As one of history’s longest, most widespread droughts continues to suffocate crops and livestock nationwide, the importance of crop insurance is becoming increasingly obvious to those in agriculture.

Yet, despite what the vast majority of the farmers and ranchers who are being affected by the drought and counting on the reliability and efficiency of crop insurance have said, third party opponents continue to pen editorials attacking the policy from faraway newsrooms in New York and DC.

Jason Williamson, a crop insurance agent from Payne, Ohio, stood up to a recent New York Times editorial titled, “Drought and the Farm Bills,” which implied that farmers are purchasing crop insurance policies as a way to turn a profit—an assertion that anyone with any experience in the high-cost, high-risk farming business has immediately dismissed as ridiculous.

“Farmers purchase policies and can receive claims only for documented losses,” Williamson explained. “Crop losses may be deep, and no crop insurance indemnity will be enough to make any of these farmers whole again. The indemnity will allow those who purchased policies to get back on their feet and farm yet another day.

“Do you think that drivers who purchase car insurance are secretly hoping for a car wreck to get a check from the insurance company? It’s an absurd idea. You purchase insurance for protection, not to make a buck.”

That same day, Tom Zacharias, president of the National Crop Insurance Services (NCIS) found himself having to defend the merits of crop insurance to the Washington Times, the author of which suggests that American taxpayers should be outraged by crop insurance.

But it’s “quite the contrary,” Zacharias explained.

“American taxpayers should be relieved…Prior to the investments made in the modern crop-insurance program, taxpayers would have been on the hook for most, if not all, the crop losses resulting from the 2012 drought…response and reaction to agriculture disasters came in the form of 42 supplemental ad-hoc disaster bills,” he continued. “[These] measures…have cost taxpayers $70 billion since 1989 and took up to 18 months to reach growers.”

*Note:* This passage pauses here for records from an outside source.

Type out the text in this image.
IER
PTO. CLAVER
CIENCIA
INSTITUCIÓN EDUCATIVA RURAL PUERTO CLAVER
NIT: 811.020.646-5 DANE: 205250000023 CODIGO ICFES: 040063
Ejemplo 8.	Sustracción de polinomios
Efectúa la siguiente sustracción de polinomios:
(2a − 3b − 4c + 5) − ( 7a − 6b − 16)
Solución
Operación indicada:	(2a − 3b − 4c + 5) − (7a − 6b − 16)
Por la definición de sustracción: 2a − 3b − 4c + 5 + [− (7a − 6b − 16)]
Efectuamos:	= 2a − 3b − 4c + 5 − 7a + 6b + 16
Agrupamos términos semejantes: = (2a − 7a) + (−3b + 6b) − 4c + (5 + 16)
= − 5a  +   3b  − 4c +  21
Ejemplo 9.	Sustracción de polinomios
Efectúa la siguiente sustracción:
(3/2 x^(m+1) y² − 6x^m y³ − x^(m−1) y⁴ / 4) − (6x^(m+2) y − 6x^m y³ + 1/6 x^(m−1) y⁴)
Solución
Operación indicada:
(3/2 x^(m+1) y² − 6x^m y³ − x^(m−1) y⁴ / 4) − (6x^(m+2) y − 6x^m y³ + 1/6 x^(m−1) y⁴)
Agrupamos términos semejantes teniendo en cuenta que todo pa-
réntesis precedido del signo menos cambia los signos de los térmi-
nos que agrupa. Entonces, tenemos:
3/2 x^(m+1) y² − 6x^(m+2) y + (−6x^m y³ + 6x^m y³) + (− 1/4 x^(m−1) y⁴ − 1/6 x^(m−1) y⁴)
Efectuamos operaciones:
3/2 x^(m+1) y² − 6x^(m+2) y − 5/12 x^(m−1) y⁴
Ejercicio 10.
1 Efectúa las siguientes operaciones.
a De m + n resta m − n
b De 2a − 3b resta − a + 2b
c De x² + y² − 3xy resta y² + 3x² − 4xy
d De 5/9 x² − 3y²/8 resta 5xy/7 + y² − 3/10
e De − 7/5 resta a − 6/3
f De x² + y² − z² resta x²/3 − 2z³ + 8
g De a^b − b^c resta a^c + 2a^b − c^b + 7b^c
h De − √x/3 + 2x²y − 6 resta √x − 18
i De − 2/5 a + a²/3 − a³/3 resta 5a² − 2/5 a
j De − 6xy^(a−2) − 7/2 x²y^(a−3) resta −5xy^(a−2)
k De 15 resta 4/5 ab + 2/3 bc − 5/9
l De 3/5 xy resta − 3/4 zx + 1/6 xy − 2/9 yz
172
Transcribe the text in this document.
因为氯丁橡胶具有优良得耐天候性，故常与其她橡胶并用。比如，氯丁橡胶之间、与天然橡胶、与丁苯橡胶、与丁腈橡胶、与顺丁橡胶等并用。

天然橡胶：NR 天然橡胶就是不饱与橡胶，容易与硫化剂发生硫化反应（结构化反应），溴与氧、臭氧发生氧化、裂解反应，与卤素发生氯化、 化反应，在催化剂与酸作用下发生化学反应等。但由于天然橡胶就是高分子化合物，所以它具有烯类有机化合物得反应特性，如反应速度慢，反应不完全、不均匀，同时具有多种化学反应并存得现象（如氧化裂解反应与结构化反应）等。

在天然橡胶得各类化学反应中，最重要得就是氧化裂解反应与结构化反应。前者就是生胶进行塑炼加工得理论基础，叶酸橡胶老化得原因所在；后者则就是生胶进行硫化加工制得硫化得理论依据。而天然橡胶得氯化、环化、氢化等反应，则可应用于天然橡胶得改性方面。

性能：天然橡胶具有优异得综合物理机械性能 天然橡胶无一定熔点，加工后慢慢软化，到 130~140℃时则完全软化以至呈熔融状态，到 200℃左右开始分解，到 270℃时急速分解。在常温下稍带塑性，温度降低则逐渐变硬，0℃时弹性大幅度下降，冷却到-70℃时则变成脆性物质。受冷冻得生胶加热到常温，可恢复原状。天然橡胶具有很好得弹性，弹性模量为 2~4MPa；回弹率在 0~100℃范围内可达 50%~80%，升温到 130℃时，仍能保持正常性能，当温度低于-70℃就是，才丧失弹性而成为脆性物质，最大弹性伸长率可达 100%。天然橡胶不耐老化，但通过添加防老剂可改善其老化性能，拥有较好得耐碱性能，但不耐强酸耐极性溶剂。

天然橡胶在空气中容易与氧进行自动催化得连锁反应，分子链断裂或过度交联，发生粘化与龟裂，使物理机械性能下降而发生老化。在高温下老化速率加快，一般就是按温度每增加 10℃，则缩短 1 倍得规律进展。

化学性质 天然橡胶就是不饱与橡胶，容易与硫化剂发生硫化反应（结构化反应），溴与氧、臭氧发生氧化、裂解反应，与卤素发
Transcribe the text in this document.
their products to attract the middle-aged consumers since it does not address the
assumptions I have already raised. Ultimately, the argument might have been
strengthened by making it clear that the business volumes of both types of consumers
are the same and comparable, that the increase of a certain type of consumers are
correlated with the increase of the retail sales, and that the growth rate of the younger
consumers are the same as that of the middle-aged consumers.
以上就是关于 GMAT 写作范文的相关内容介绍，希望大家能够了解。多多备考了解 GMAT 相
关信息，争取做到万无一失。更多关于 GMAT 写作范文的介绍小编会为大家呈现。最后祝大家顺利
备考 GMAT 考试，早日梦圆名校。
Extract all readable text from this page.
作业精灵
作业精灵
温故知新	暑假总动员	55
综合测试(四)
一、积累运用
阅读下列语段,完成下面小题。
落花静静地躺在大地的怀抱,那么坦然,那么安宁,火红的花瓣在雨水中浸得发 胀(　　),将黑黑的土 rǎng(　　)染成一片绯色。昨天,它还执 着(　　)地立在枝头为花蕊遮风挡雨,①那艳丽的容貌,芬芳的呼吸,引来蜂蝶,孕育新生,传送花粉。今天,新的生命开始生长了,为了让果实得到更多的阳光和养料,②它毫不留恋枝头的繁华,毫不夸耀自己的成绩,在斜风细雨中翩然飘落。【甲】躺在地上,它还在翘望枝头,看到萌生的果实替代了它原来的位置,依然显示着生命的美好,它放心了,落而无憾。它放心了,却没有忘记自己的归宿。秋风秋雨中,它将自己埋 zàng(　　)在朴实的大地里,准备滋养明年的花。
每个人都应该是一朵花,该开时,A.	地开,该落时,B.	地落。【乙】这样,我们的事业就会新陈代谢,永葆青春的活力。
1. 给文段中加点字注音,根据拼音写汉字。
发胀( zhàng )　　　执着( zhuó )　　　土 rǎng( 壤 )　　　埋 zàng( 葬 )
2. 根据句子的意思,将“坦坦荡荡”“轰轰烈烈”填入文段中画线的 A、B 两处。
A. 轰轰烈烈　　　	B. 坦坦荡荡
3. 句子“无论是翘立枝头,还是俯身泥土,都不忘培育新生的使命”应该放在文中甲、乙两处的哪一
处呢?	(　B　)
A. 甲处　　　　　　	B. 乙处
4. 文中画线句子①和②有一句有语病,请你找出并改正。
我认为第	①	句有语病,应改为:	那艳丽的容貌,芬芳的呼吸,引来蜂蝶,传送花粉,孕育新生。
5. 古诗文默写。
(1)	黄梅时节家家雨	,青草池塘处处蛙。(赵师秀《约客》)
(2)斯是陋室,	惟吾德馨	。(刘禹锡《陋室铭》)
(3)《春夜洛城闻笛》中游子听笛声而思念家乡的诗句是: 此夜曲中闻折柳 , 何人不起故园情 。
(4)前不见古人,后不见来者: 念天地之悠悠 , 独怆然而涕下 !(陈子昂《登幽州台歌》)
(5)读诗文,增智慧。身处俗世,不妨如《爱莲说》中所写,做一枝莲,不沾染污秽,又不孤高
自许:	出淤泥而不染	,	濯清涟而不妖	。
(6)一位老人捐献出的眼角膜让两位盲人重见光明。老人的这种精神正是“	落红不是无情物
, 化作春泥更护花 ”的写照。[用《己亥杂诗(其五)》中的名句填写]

Today’s crop insurance program covered 84 percent of eligible acres in 2011. When farmers were hit with a string of natural disasters, there wasn’t a single call to Congress for expensive disaster aid.

Indeed, most farmers are crediting crop insurance with the fact that they are able to plant again this year—and it looks as though the $4 billion paid in premiums will prove worth it in 2012 as well.

“Crop-insurance premium subsidies are not direct cash transfers to farmers,” Zacharias wrote. “Farmers pay a reduced amount for their premiums and receive an indemnity payment only in the event of an insurable loss. They do not receive ‘subsidy’ payments from crop insurance… Under this system, the federal government serves as a reinsurer, an insurance company for insurance companies. As such, it shares in the gains and the losses of the policy. Those gains have returned about $3.5 billion to federal coffers in the last decade, which can and will be used to offset losses in years like this one.”

And it’s a good thing, too. With farmers plowing up dirt in most of the Corn Belt, there’s no guarantee there would be a next year in U.S. agriculture if it weren’t for crop insurance.